A force de s’isoler derrière son apparence de vedette du régime, souffrant d’une schizophrénie douloureuse entre ce qu’elle est obligée de dire, sous l'oeil des Mukhabarat surveillant les studios, et l’horreur qu’elle ressent au fond d’elle-même en participant “à des programmes mensongers qui ont pour moi un goût amer”, elle finit par décrocher de son personnage officiel : “nous participons à l’écrasement des corps des civils, par notre complicité avec le régime ; nous participons aussi à l’assassinat de l’esprit des Syriens (…) nous sommes des assassins, moi comprise”.
Son décrochage progressif, elle le raconte avec minutie, commençant par regarder la chaîne qatarie al-Jazeera pour savoir ce qui se passe vraiment, puis recevant sans le dire à personne des messages d’opposants sur son compte Facebook, s’ouvrant à des proches de ses hésitations et commençant à manifester sa sollicitude envers les victimes, tout en se promenant avec son petit chien, maquillée et en robes de luxe, et décrivant ses relations tumultueuses avec son amant secret.

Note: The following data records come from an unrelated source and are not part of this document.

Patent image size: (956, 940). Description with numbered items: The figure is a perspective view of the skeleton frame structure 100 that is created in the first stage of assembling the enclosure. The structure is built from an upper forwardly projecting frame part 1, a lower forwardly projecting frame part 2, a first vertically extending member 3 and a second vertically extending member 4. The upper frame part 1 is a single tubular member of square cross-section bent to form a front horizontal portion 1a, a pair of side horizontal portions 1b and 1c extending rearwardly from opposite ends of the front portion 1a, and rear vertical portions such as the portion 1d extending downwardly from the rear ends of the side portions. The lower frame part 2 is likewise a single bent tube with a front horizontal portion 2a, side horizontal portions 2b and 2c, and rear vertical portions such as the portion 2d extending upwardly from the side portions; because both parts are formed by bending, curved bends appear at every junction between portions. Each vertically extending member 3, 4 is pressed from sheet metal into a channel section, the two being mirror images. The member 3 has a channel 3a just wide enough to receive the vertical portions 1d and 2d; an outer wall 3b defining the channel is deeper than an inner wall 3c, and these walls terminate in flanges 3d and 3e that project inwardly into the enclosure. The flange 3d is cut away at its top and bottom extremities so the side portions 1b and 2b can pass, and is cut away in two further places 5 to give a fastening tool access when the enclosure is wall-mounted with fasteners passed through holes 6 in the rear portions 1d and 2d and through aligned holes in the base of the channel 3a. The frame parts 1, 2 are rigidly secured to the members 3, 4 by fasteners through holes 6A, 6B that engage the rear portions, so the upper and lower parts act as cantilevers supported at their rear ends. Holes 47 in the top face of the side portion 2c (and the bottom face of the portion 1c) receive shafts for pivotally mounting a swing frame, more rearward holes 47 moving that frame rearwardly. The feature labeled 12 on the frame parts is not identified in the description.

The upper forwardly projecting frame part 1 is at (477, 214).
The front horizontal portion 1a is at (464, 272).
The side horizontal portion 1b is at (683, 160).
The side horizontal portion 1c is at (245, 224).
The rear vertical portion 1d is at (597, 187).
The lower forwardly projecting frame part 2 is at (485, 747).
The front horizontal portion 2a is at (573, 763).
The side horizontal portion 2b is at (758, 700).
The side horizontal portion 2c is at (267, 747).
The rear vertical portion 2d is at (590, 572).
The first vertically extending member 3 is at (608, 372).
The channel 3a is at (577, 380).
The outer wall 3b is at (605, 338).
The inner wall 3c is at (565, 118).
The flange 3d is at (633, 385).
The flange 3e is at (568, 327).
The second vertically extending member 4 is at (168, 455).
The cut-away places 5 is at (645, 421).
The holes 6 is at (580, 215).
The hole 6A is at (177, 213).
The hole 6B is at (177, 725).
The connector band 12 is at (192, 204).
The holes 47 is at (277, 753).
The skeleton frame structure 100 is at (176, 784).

Ce livre est d’une richesse incroyable sur la société syrienne contemporaine, sur la sexualité masculine et féminine – avec la chirurgie esthétique qui inclut la réparation de l’hymen – sur ses hésitations surréalistes entre aller manifester et se faire faire une liposuccion. Une femme moderne, faible et forte à la fois, qui ne prétend pas à l’héroïsme et ne veut surtout pas donner de leçon au nom d’une quelconque idéologie. Et qui s’attirera sans doute des fatwas pour avoir osé écrire : “personnellement je n’ai jamais jeûné… je suis trop accroc au tabac”.

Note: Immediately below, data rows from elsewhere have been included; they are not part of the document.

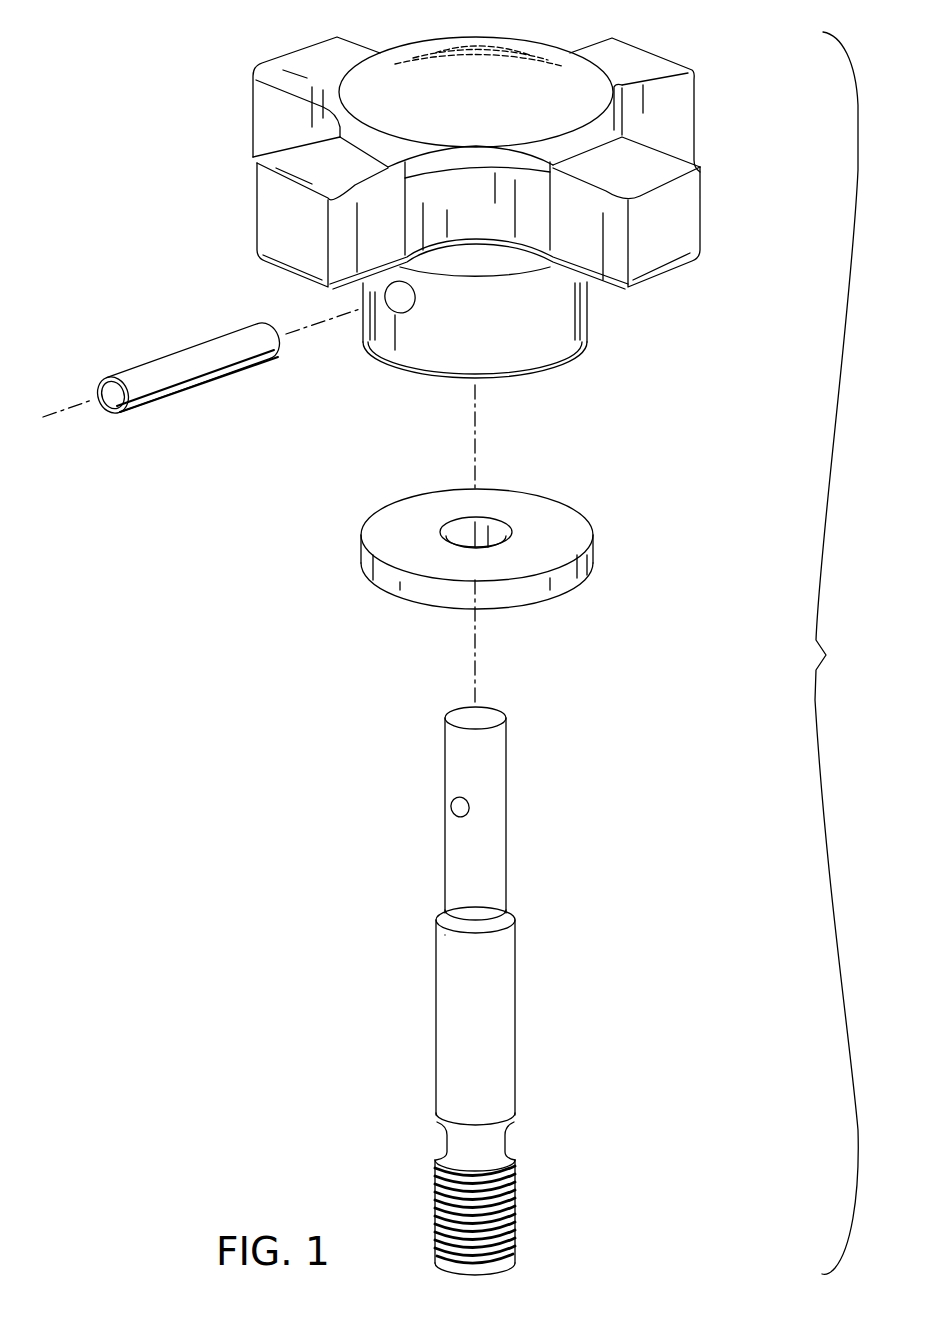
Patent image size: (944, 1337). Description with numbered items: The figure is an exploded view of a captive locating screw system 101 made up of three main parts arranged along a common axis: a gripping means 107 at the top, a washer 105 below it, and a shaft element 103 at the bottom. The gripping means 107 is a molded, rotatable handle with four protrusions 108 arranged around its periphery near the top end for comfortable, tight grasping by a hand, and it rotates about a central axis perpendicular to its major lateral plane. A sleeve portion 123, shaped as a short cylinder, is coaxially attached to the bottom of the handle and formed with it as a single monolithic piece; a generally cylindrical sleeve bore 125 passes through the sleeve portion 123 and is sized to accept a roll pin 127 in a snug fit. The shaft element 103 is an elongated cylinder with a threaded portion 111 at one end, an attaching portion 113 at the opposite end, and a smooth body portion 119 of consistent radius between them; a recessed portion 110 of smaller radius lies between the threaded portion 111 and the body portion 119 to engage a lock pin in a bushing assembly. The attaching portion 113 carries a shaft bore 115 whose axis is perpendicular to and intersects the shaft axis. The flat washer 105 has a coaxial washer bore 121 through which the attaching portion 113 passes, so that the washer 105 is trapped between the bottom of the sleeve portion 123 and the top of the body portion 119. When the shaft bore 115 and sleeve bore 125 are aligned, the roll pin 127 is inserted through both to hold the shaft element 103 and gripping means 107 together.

The captive locating screw system 101 is at (180, 62).
The shaft element 103 is at (505, 1020).
The washer 105 is at (572, 535).
The gripping means 107 is at (716, 123).
The protrusions 108 is at (265, 203).
The recessed portion 110 is at (498, 1142).
The threaded portion 111 is at (507, 1218).
The attaching portion 113 is at (497, 833).
The shaft bore 115 is at (578, 722).
The body portion 119 is at (508, 1078).
The washer bore 121 is at (462, 540).
The sleeve portion 123 is at (563, 337).
The sleeve bore 125 is at (392, 292).
The roll pin 127 is at (143, 380).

Son courage sera d’avoir écrit le mot liberté sans aucun compromis, et d’avoir tiré sa révérence en lâchant un manifeste sur Facebook, l’arme vraie de tous les printemps arabes. Un cadeau qu’elle aura fait à tous ceux qui, révoltés mais écrasés par la répression, par toutes les répressions politiques, morales et sociales qui pèsent sur la Syrie, aura dit très fort ce que personne n’osait dire. 315 pages d’une confession qui séduit, dérange, choque et libère. Une très belle voix…
Ola Abbas, “Exilée”, 314 pages, Ed. Michel Lafon.